SA sends tonnes of aid to quake-hit Pakistan

South Africa is dispatching doctors, medicines and food to earthquake-ravaged Pakistan, the Department of Foreign Affairs said on Monday.

“Following extensive consultations, Minister [of Foreign Affairs] Nkosazana Dlamini-Zuma has today approved the dispatch by air of 18 doctors, 10 paramedics and 30 tonnes of aid, including medicines, tents, tinned food and blankets to Pakistan,” a statement said.

A special flight will leave for Pakistan on Tuesday, it said.

Nomfanelo Kota, a spokesperson for the Department of Foreign Affairs, told the Mail & Guardian Online on Monday that the department does not know of any South Africans who died or were injured in the quake.

“There are none that we know of yet,” she said.

South African NGO Gift of the Givers donated R3-million for relief efforts in earthquake-stricken Pakistan, South African Broadcasting Corporation news reported on Sunday.

President Thabo Mbeki on Sunday conveyed condolences to the leaders of India, Pakistan and Afghanistan.

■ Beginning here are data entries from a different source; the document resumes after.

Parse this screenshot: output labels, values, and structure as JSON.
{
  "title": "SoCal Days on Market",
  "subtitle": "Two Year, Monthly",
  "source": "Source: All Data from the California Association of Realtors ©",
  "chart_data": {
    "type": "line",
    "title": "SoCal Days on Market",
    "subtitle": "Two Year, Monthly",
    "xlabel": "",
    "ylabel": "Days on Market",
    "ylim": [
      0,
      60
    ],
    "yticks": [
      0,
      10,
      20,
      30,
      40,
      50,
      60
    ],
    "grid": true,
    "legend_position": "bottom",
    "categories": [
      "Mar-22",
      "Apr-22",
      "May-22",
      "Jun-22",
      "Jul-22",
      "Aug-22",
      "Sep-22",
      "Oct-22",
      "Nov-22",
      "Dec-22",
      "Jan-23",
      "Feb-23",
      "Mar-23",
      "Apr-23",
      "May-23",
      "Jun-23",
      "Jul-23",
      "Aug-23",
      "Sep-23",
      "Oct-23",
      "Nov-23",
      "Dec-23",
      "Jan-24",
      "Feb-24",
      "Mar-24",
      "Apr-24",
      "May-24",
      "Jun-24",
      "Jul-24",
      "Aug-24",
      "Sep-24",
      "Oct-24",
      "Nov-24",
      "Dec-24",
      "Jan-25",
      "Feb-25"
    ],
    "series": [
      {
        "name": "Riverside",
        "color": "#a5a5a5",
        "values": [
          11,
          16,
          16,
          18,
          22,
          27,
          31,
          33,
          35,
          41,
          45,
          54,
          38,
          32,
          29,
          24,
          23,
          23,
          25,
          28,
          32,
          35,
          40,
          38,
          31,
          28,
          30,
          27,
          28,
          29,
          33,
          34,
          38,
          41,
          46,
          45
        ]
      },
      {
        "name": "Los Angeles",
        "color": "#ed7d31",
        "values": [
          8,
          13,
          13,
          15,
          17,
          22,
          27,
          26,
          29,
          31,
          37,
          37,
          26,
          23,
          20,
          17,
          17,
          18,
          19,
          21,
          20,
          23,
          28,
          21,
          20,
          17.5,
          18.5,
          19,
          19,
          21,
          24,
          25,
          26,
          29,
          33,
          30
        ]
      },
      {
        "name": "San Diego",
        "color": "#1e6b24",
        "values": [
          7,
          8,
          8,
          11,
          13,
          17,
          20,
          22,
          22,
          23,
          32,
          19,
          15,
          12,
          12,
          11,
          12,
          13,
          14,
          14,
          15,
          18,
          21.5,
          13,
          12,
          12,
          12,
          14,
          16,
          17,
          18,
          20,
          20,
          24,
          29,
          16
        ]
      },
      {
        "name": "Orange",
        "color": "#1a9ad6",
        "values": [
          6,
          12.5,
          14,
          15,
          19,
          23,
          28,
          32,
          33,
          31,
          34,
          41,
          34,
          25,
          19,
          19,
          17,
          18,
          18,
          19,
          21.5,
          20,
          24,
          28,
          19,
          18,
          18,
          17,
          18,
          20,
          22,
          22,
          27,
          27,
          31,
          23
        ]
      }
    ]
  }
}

As many as 40 000 people are feared dead following the 7,6-magnitude quake that hit Pakistan on Saturday. About 650 were also killed in neighbouring India.

A “whole generation” has been wiped out in the areas most devastated by the quake, the country’s military spokesperson Major General Shaukat Sultan said on Monday, adding that schoolchildren were the worst affected.